Kure, is today best known for its naval base. You might say Kure is to the Japan Maritime Self Defense Force what Mare Island once was to the US Navy. Kure continues to be one of only two submarine bases in Japan and all of Japan's submariners are trained there. Kure is also remembered for the most famous of the many ships built in its shipyards, which have been in continues operation since the Meiji Period – the battleship Yamato, the largest battle ship ever constructed (she displaced 71,000 long tons when fully loaded and carried nine 18-inch guns, the largest guns ever mounted on a warship of any kind).
Despite her size and big guns, she was sunk in April of 1945 by US carrier planes; by the end of WWII, battleships, vulnerable to air attack, were essentially obsolete. In addition to the still-operational shipyards and the Maritime Self Defense Force base, Kure has a museum that focuses on minesweeping and submarine technology, featuring a full-sized submarine, which incudes interactive exhibits. The second floor focuses on minesweeping, with exhibits showing the many different types of mines and illustrating minesweeping techniques.

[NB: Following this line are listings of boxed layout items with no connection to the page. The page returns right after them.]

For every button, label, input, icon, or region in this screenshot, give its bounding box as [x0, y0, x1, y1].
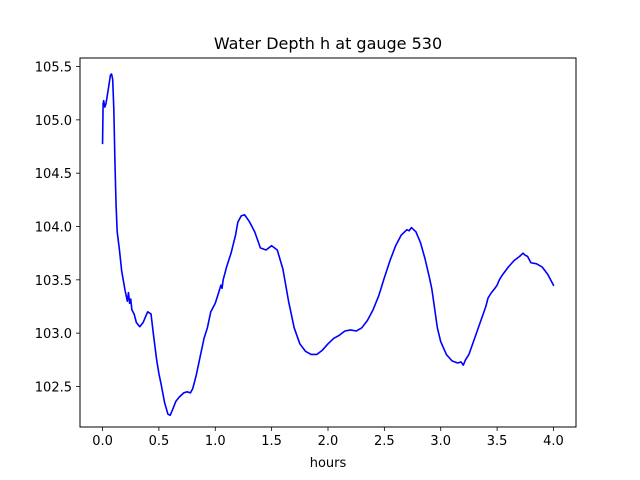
series-line-0 [101, 73, 555, 417]
x-tick-label: 1.0 [205, 434, 226, 449]
x-tick-label: 0.0 [92, 434, 113, 449]
x-tick-label: 0.5 [149, 434, 170, 449]
x-axis-label: hours [310, 456, 347, 471]
y-tick-label: 104.5 [35, 167, 72, 182]
y-tick-label: 103.0 [35, 327, 72, 342]
y-tick-label: 105.0 [35, 114, 72, 129]
x-tick-label: 2.0 [318, 434, 339, 449]
x-tick-label: 3.5 [487, 434, 508, 449]
x-tick-label: 1.5 [261, 434, 282, 449]
y-tick-label: 103.5 [35, 274, 72, 289]
y-tick-label: 104.0 [35, 221, 72, 236]
plot-area: 0.0 0.5 1.0 1.5 2.0 2.5 3.0 3.5 4.0 102.5 103.0 103… [35, 57, 577, 449]
x-tick-label: 4.0 [543, 434, 564, 449]
x-tick-label: 3.0 [430, 434, 451, 449]
y-tick-label: 105.5 [35, 61, 72, 76]
x-tick-label: 2.5 [374, 434, 395, 449]
chart-title: Water Depth h at gauge 530 [214, 34, 442, 53]
y-tick-label: 102.5 [35, 380, 72, 395]
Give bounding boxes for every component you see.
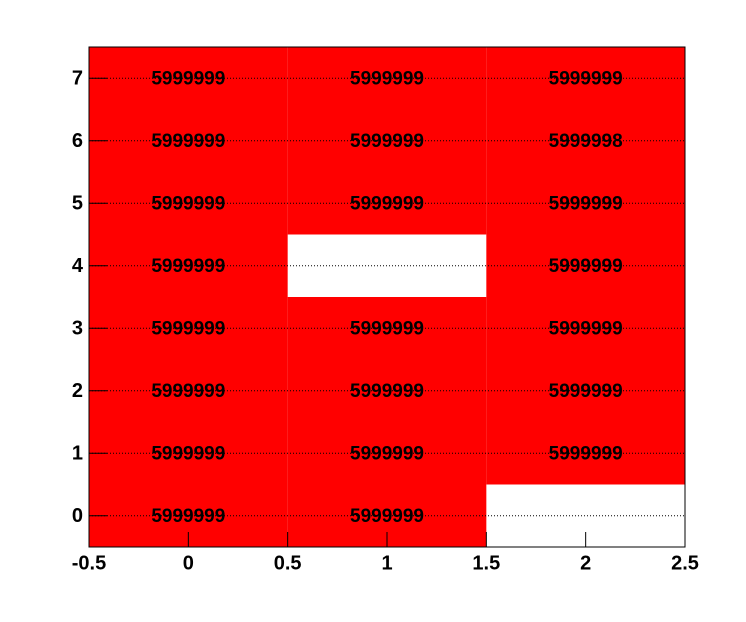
y-tick-label: 2: [72, 380, 83, 402]
x-tick-label: 2: [580, 552, 591, 574]
cell-label: 5999999: [350, 506, 424, 527]
cell: [486, 359, 685, 422]
cell-label: 5999999: [151, 193, 225, 214]
cell-label: 5999999: [350, 381, 424, 402]
x-tick-label: 0.5: [274, 552, 302, 574]
cell: [486, 109, 685, 172]
y-tick-label: 6: [72, 130, 83, 152]
y-tick-label: 4: [72, 255, 84, 277]
cell-label: 5999999: [151, 443, 225, 464]
x-tick-label: 1.5: [472, 552, 500, 574]
cell-label: 5999999: [549, 68, 623, 89]
cell-label: 5999999: [151, 318, 225, 339]
cell-label: 5999999: [350, 131, 424, 152]
cell-label: 5999999: [151, 68, 225, 89]
y-tick-label: 1: [72, 443, 83, 465]
cell-label: 5999999: [549, 381, 623, 402]
cell-label: 5999999: [350, 68, 424, 89]
cell-label: 5999999: [350, 443, 424, 464]
cell: [486, 47, 685, 110]
cell-label: 5999999: [549, 318, 623, 339]
x-tick-label: 2.5: [671, 552, 699, 574]
cell-label: 5999999: [151, 256, 225, 277]
x-tick-label: 1: [381, 552, 392, 574]
y-tick-label: 5: [72, 193, 83, 215]
cell-label: 5999999: [350, 318, 424, 339]
y-tick-label: 3: [72, 318, 83, 340]
x-tick-label: -0.5: [72, 552, 106, 574]
cell: [486, 172, 685, 235]
cell-label: 5999999: [151, 131, 225, 152]
y-tick-label: 0: [72, 505, 83, 527]
x-tick-label: 0: [183, 552, 194, 574]
cell-label: 5999999: [350, 193, 424, 214]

The history of minesweeping after WWII presented there is rather interesting. I had not been aware of the extent to which the US mined Japanese waters during WWII. Mines were still being removed from Japan's waterways well into the early 1950s and beyond. Typically for Japan, which in official contexts likes to focus solely on how Japan suffered during WWII, there is little mention of the war itself or of the activities of Japanese submarines during the war. The museum – as it is housed in an actual decommissioned submarine that sits in a giant cradle in the middle of a street – is a somewhat startling sight.
After visiting Kure, we went to Tomonoura, near Fukuyama. The town is known for its harbor (which has been active for centuries) and historical buildings surrounding the harbor area. These are in a similar style to the well-preserved buildings in Kurashiki, but almost none in Tomonoura have been restored, so, compared with Kurashiki, it looks rather dilapidated. As we visited in the rain, we didn't stay long.
One highlight of the last two weeks was an excellent dinner at Fenua on Oshima, a restaurant that focuses on traditional French cuisine, heavily influenced by locally available ingredients, run by the owner/chef (all by himself), who studied for years in France and ran a successful French restaurant in Tokyo for many years before retiring to the countryside on the island. In the evening, only one couple is seated. It can be hard, therefore, to get reservations but worth the effort. The wine selection is very good. Not cheap, but cheap in dollar terms compared with what the same number of dollars will buy you in the US (about $90 per person for the set course not including wine). Fenua is an unexpected oasis of European culture in rural Japan. The beautiful building, with views over the ocean was designed and built by Kengo Kuma and Associates.